Ce dernier lui jeta un coup d’œil perplexe. Purifier une forêt entière ? Peuplée de créatures abominables ? Qui avait le pouvoir de modifier la nature des gens qui s’y perdaient, ou pire ? La jeune femme secoua l’air de sa main.

  • Je sais, je sais, comme ça, ça a l’air surréaliste et impossible, mais penses-y ! Quelque chose là-bas empoisonne la terre, et je suis sûre qu’il y a un moyen de faire quelque chose !
  • Mais, Tal …
  • T’imagine, si on arrivait à libérer les villages environnants de la magie noire qui y règne ?
  • Tal … tenta à nouveau Alaric, un air incertain sur le visage.

Cette fois, ce fut au tour de la jeune femme de pousser un long soupir, voyant bien que son frère doutait fortement de son initiative. Alaric prit quelques secondes pour choisir soigneusement ses mots, ne voulant pas blesser sa sœur.

  • S’il y avait un moyen de régler ça, tu ne penses pas que des gens plus … qualifiés que nous l’auraient déjà fait ?

Talia secoua la tête.

  • Pas avec la situation actuelle, il y a beaucoup trop à faire ailleurs ! J’en ai discuté avec Vee. Tu te souviens des écorcheurs ? Ils viennent d’Argon et, pourtant, on en a rencontré jusqu’ici ! Je pense que la magie néfaste de ce lieu a des répercussions au-delà de tout ce qu’on pourrait imaginer. On pourrait au moins couper une source de cette magie, ça serait déjà pas mal, non ?

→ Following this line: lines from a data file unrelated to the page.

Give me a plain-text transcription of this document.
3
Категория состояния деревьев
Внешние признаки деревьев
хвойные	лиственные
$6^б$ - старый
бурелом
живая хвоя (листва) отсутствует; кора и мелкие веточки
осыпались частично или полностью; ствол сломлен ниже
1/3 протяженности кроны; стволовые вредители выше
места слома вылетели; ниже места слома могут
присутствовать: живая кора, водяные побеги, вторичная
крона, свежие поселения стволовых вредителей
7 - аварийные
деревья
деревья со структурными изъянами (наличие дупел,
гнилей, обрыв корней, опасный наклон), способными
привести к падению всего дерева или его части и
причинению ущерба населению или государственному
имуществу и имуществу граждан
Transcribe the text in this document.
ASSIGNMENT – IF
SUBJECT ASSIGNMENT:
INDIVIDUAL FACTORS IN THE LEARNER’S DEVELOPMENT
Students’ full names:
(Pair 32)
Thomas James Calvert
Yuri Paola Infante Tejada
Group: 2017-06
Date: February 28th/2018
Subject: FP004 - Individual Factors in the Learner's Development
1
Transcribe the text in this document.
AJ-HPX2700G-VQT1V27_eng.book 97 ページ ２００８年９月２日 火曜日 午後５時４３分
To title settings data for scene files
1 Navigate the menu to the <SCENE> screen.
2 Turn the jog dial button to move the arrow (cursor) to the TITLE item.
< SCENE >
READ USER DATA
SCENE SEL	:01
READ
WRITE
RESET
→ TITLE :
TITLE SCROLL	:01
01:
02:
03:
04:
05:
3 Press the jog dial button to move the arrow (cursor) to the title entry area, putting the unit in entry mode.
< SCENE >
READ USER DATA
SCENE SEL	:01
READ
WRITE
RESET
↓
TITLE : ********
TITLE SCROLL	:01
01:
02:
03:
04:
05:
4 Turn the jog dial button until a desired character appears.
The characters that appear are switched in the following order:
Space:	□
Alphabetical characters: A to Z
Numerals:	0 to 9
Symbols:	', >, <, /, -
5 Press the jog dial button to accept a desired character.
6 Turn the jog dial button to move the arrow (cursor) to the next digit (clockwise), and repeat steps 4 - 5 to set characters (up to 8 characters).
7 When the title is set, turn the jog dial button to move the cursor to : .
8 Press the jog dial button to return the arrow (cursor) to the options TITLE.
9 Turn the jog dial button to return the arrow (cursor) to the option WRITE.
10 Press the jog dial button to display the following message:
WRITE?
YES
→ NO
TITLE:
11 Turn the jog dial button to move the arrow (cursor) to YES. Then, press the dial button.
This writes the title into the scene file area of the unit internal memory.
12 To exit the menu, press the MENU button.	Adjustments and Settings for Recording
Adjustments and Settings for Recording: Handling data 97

Alaric garda le silence. Elle n’avait pas tort, à vrai dire. Ils pourraient peut-être être utiles, à leur manière, sans avoir besoin de se jeter dans une bataille et un flot de sang.

  • Tu as besoin de moi ? demanda-t-il.
  • Oui, c’est pour ça que je t’en parle, répondit sa sœur, un grand sourire sur les lèvres. Est-ce que tu pourrais te renseigner sur des sceaux permettant d’enfermer ce genre de mal ou encore de le contrer ?

Le jeune homme haussa les épaules.

  • Je peux toujours jeter un coup d’œil, admit-il, même s’il était déjà débordé avec ce que lui donnait le haut-mage.

Mais pour sa sœur, il ferait n’importe quoi. Cette dernière le regarda avec enthousiasme, allant coller un baiser bruyant sur sa joue. Il grommela.

  • Tu me laisses dormir maintenant ? gémit-il faussement.
  • Dors bien, marmotte ! Et essaie de ne pas te faire encore mettre une raclée par Hildr ! le taquina-t-elle en rigolant.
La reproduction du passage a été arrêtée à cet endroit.